As she hurried over the rough trail, frankly hastening, now frankly alarmed, she thought that probably for all the life-time of the people in the valley the death of Frank Warner would set a sinister element of lurking danger in those familiar wooded slopes. Nothing could have happened to Paul, but still she hurried faster and faster, and as she came near the upper edge of the pasture she began to shout loudly, “Paul! Paul!” and to send out the high yodel-cry that was the family assembly call. That act of shouting brought her a step nearer to panic.
But almost at once she heard the little boy’s answer, not far from her saw his dog bounding through the bushes, and as she emerged from the woods into the open pasture she saw Paul running towards her, pail in hand, evidently astonished to know her there.
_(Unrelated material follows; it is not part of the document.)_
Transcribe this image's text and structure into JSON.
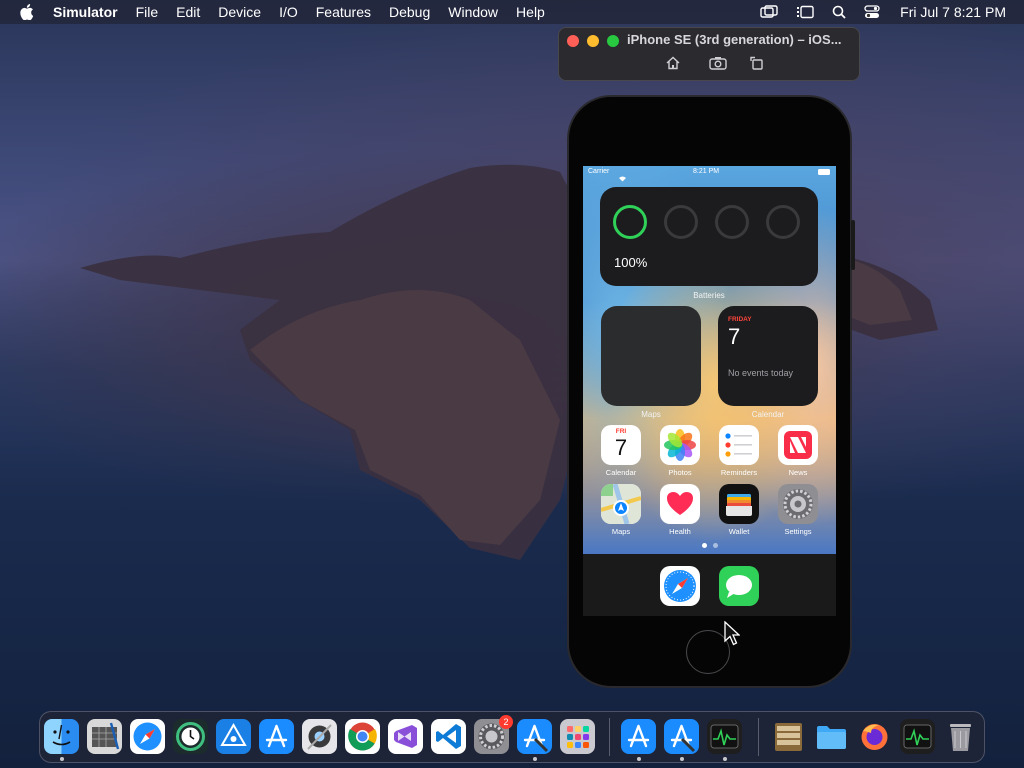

But there was about him something more than astonishment, something which Marise’s mother-eye catalogued as furtitve, that consciousness of something to hide which always looks to grown-ups like guilt. She gave no sign of seeing this, however, stopping short to catch her breath, smiling at him, and wondering with great intensity what in the world it could be. He looked a little frightened.
He came up to her, answering her smile uneasily, and she saw that he had only a few berries in his pail. At this she was relieved, thinking that possibly all that had happened was that he had lingered to play. But when she glanced back at his face, she had the impression that there was something more, very much more. He had received some indelible impression and it was his instinct to hide it from his mother. Her heart sank forebodingly.
“What is the best thing to do?” she asked herself. “To speak about it first, or to wait till he does?”
She sat down on a stone, fanning herself with her hat, watching him, trying to make out the meaning of every shift of expression, turn of eye, position of his hands, carriage of his head, bringing to this all her accumulated knowledge of Paul, afire with the sudden passion to protect him which had flamed up with her intuition that something had happened to him.
(Come and gone with the dry rapidity of fingers snapped, she had thought, “The point is, that other people may be more clever than mothers, but nobody else cares enough, always, always to try to understand!”)
“I thought I’d come up and walk back with you,” she offered.
“I haven’t got very many,” said Paul, abashed, looking down at the few, blue, bloom-covered balls in the bottom of his shining tin pail. “I was trying to hurry up and get enough for supper, anyhow.”
Marise in spite of herself, moved by pity for his confusion, offered him a way out. It always seemed to her too dreadful for anyone not to have a way out, even if it implied a fib. “Weren’t there very many on the bushes?” she asked.
But he refused it with a characteristic integrity. “Oh yes, there were lots there,” he said.